If Early Spring identified the workplace as the genesis of a new, radically atomized Japanese subjectivity, then Tokyo Twilight considers its implications for the family unit, and the generational narrative around which it is structured. Not only does Ozu present members of the same generation as equally alienated from each other, but he confuses the role of parent and child, to the extent that both mother (Isuzu Yamada) and father (Chishu Ryu) plaintively apologise for the parts they have thrust upon their daughters (Ineko Arima and Setsuko Hara) - a completely unprecedented gesture in his work - who, in turn, are faced with the inability to find in them anything other than a counter-example for their own burgeoning parental careers.

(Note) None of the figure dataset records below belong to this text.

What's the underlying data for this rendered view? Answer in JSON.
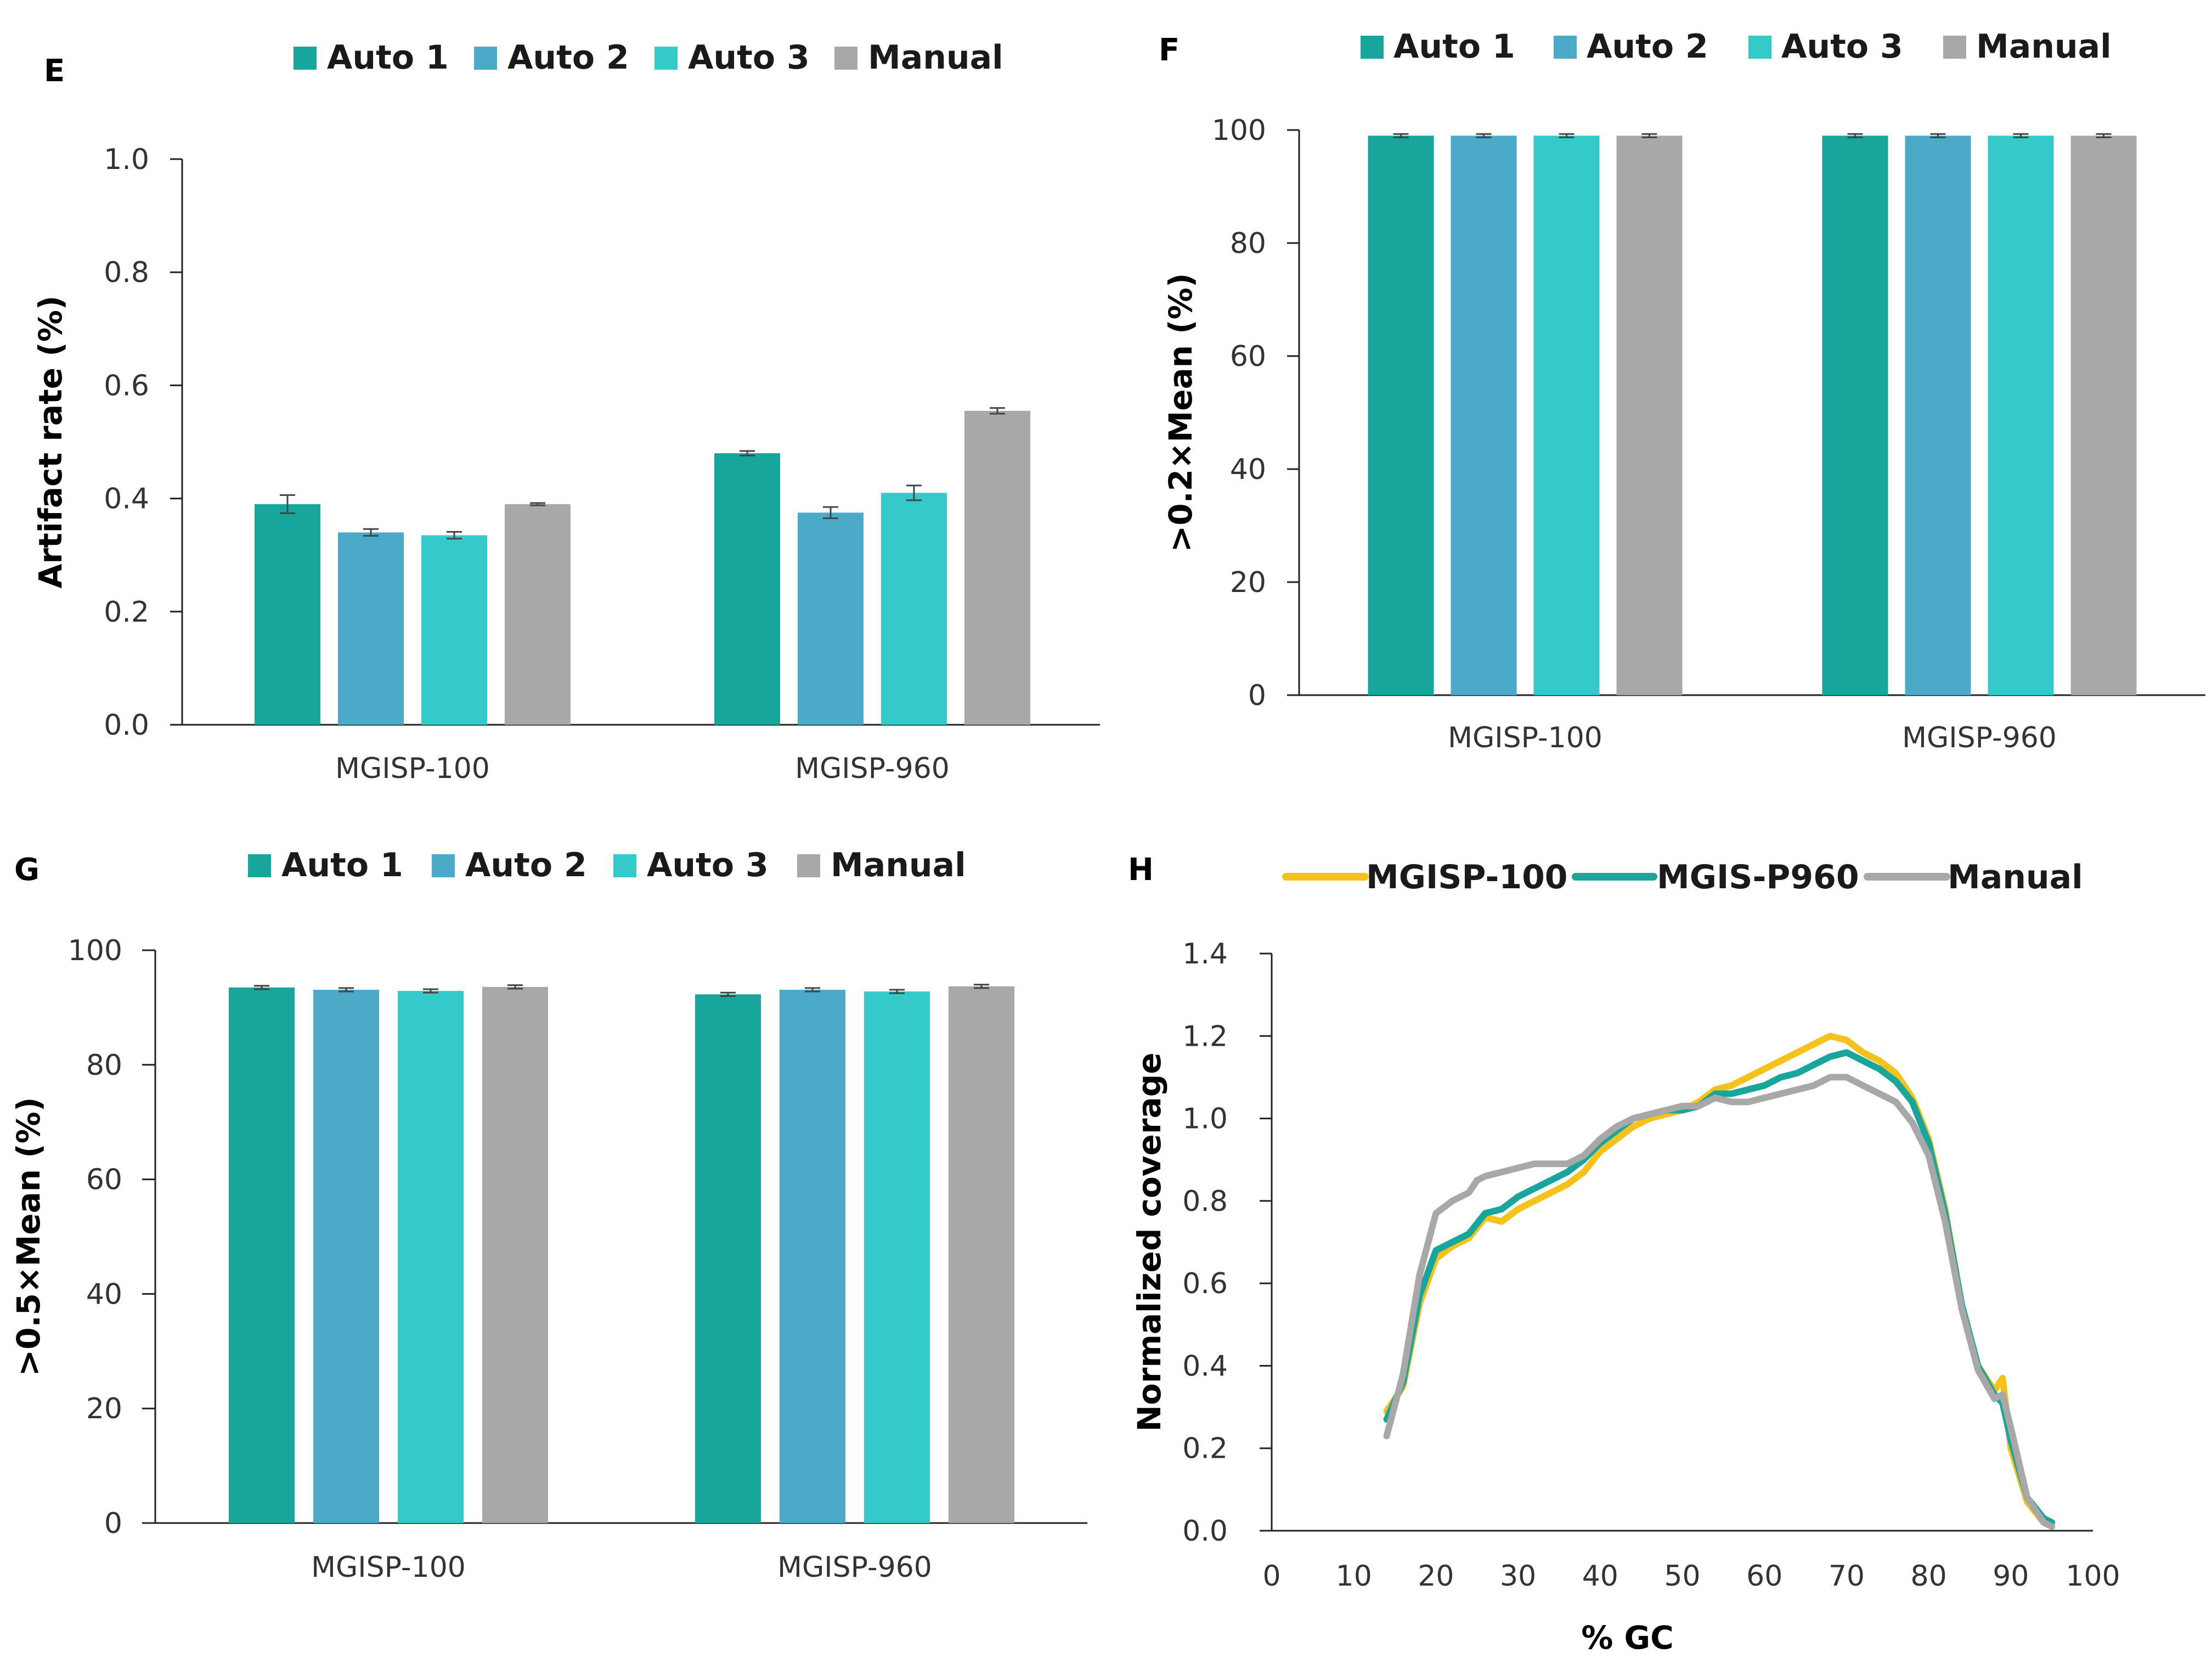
{
  "panel_letters": [
    "E",
    "F",
    "G",
    "H"
  ],
  "colors": {
    "auto1": "#17a59c",
    "auto2": "#4aaac8",
    "auto3": "#33cac9",
    "manual": "#a8a8a8",
    "line_mgisp100": "#f4c21a",
    "line_mgisp960": "#17a59c",
    "line_manual": "#a8a8a8",
    "axis": "#222222"
  },
  "chart_data": [
    {
      "panel": "E",
      "type": "bar",
      "categories": [
        "MGISP-100",
        "MGISP-960"
      ],
      "series": [
        {
          "name": "Auto 1",
          "values": [
            0.39,
            0.48
          ],
          "errors": [
            0.016,
            0.004
          ]
        },
        {
          "name": "Auto 2",
          "values": [
            0.34,
            0.375
          ],
          "errors": [
            0.006,
            0.01
          ]
        },
        {
          "name": "Auto 3",
          "values": [
            0.335,
            0.41
          ],
          "errors": [
            0.006,
            0.013
          ]
        },
        {
          "name": "Manual",
          "values": [
            0.39,
            0.555
          ],
          "errors": [
            0.002,
            0.005
          ]
        }
      ],
      "ylabel": "Artifact rate (%)",
      "ylim": [
        0,
        1.0
      ],
      "yticks": [
        "0.0",
        "0.2",
        "0.4",
        "0.6",
        "0.8",
        "1.0"
      ],
      "legend_position": "top"
    },
    {
      "panel": "F",
      "type": "bar",
      "categories": [
        "MGISP-100",
        "MGISP-960"
      ],
      "series": [
        {
          "name": "Auto 1",
          "values": [
            99,
            99
          ],
          "errors": [
            0.3,
            0.3
          ]
        },
        {
          "name": "Auto 2",
          "values": [
            99,
            99
          ],
          "errors": [
            0.3,
            0.3
          ]
        },
        {
          "name": "Auto 3",
          "values": [
            99,
            99
          ],
          "errors": [
            0.3,
            0.3
          ]
        },
        {
          "name": "Manual",
          "values": [
            99,
            99
          ],
          "errors": [
            0.3,
            0.3
          ]
        }
      ],
      "ylabel": ">0.2×Mean (%)",
      "ylim": [
        0,
        100
      ],
      "yticks": [
        "0",
        "20",
        "40",
        "60",
        "80",
        "100"
      ],
      "legend_position": "top"
    },
    {
      "panel": "G",
      "type": "bar",
      "categories": [
        "MGISP-100",
        "MGISP-960"
      ],
      "series": [
        {
          "name": "Auto 1",
          "values": [
            93.5,
            92.3
          ],
          "errors": [
            0.3,
            0.3
          ]
        },
        {
          "name": "Auto 2",
          "values": [
            93.1,
            93.1
          ],
          "errors": [
            0.3,
            0.3
          ]
        },
        {
          "name": "Auto 3",
          "values": [
            92.9,
            92.8
          ],
          "errors": [
            0.3,
            0.3
          ]
        },
        {
          "name": "Manual",
          "values": [
            93.6,
            93.7
          ],
          "errors": [
            0.3,
            0.3
          ]
        }
      ],
      "ylabel": ">0.5×Mean (%)",
      "ylim": [
        0,
        100
      ],
      "yticks": [
        "0",
        "20",
        "40",
        "60",
        "80",
        "100"
      ],
      "legend_position": "top"
    },
    {
      "panel": "H",
      "type": "line",
      "series": [
        {
          "name": "MGISP-100",
          "x": [
            14,
            16,
            18,
            20,
            22,
            24,
            26,
            28,
            30,
            32,
            34,
            36,
            38,
            40,
            42,
            44,
            46,
            48,
            50,
            52,
            54,
            56,
            58,
            60,
            62,
            64,
            66,
            68,
            70,
            72,
            74,
            76,
            78,
            80,
            82,
            84,
            86,
            88,
            89,
            90,
            92,
            94,
            95
          ],
          "y": [
            0.29,
            0.35,
            0.55,
            0.66,
            0.69,
            0.71,
            0.76,
            0.75,
            0.78,
            0.8,
            0.82,
            0.84,
            0.87,
            0.92,
            0.95,
            0.98,
            1.0,
            1.01,
            1.02,
            1.04,
            1.07,
            1.08,
            1.1,
            1.12,
            1.14,
            1.16,
            1.18,
            1.2,
            1.19,
            1.16,
            1.14,
            1.11,
            1.05,
            0.95,
            0.78,
            0.55,
            0.4,
            0.34,
            0.37,
            0.2,
            0.07,
            0.02,
            0.01
          ]
        },
        {
          "name": "MGIS-P960",
          "x": [
            14,
            16,
            18,
            20,
            22,
            24,
            26,
            28,
            30,
            32,
            34,
            36,
            38,
            40,
            42,
            44,
            46,
            48,
            50,
            52,
            54,
            56,
            58,
            60,
            62,
            64,
            66,
            68,
            70,
            72,
            74,
            76,
            78,
            80,
            82,
            84,
            86,
            88,
            89,
            90,
            92,
            94,
            95
          ],
          "y": [
            0.27,
            0.36,
            0.57,
            0.68,
            0.7,
            0.72,
            0.77,
            0.78,
            0.81,
            0.83,
            0.85,
            0.87,
            0.9,
            0.94,
            0.97,
            1.0,
            1.01,
            1.02,
            1.02,
            1.03,
            1.06,
            1.06,
            1.07,
            1.08,
            1.1,
            1.11,
            1.13,
            1.15,
            1.16,
            1.14,
            1.12,
            1.09,
            1.04,
            0.94,
            0.77,
            0.55,
            0.4,
            0.33,
            0.31,
            0.22,
            0.08,
            0.03,
            0.02
          ]
        },
        {
          "name": "Manual",
          "x": [
            14,
            16,
            18,
            20,
            22,
            24,
            25,
            26,
            28,
            30,
            32,
            34,
            36,
            38,
            40,
            42,
            44,
            46,
            48,
            50,
            52,
            54,
            56,
            58,
            60,
            62,
            64,
            66,
            68,
            70,
            72,
            74,
            76,
            78,
            80,
            82,
            84,
            86,
            88,
            89,
            90,
            92,
            94,
            95
          ],
          "y": [
            0.23,
            0.38,
            0.62,
            0.77,
            0.8,
            0.82,
            0.85,
            0.86,
            0.87,
            0.88,
            0.89,
            0.89,
            0.89,
            0.91,
            0.95,
            0.98,
            1.0,
            1.01,
            1.02,
            1.03,
            1.03,
            1.05,
            1.04,
            1.04,
            1.05,
            1.06,
            1.07,
            1.08,
            1.1,
            1.1,
            1.08,
            1.06,
            1.04,
            0.99,
            0.91,
            0.75,
            0.54,
            0.39,
            0.32,
            0.33,
            0.25,
            0.08,
            0.02,
            0.01
          ]
        }
      ],
      "xlabel": "% GC",
      "ylabel": "Normalized coverage",
      "xlim": [
        0,
        100
      ],
      "ylim": [
        0,
        1.4
      ],
      "xticks": [
        "0",
        "10",
        "20",
        "30",
        "40",
        "50",
        "60",
        "70",
        "80",
        "90",
        "100"
      ],
      "yticks": [
        "0.0",
        "0.2",
        "0.4",
        "0.6",
        "0.8",
        "1.0",
        "1.2",
        "1.4"
      ],
      "legend_position": "top"
    }
  ]
}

This tends to elide the perennial topos of marriage; or, rather, clarifies that it contained and sublimated the entire promiscuous, visceral, abject world, which is now allowed to pervade the film, whether in the form of a series of deliberately provocative asides (an old man compelled to steal underpants, a rail watchman caught 'peeing' at an inopportune moment); the most squalid depiction of Tokyo in Ozu's career, as a smoky, even noirish labyrinth of Ginza bars, Mahjong dens and Pachinko clubs, shot predominantly at night and in the heart of winter; or a tendency towards sensationalism and melodrama that culminates with a stylised hysteria that approaches Mizoguchi in its fascination with the aesthetics of shared female suffering, and finds its epitome in the spectre of abortion that haunts the narrative. Concomitantly, Ozu's sublime gaze is clarified as the mechanism required to resolve, or transcend, inter-generational conflict, if only because that conflict has now been generalised into the more elusive, ambient pessimism that pollutes the metropolis, and ensures that not even the characteristic 180-degree conversational editing can recover the dialectic between Ryu's eyes and Hara's smile, now respectively enveloped in the giant spectacles that mark the entrance to the red-light district, and the first appearance of a smog mask in Ozu's career.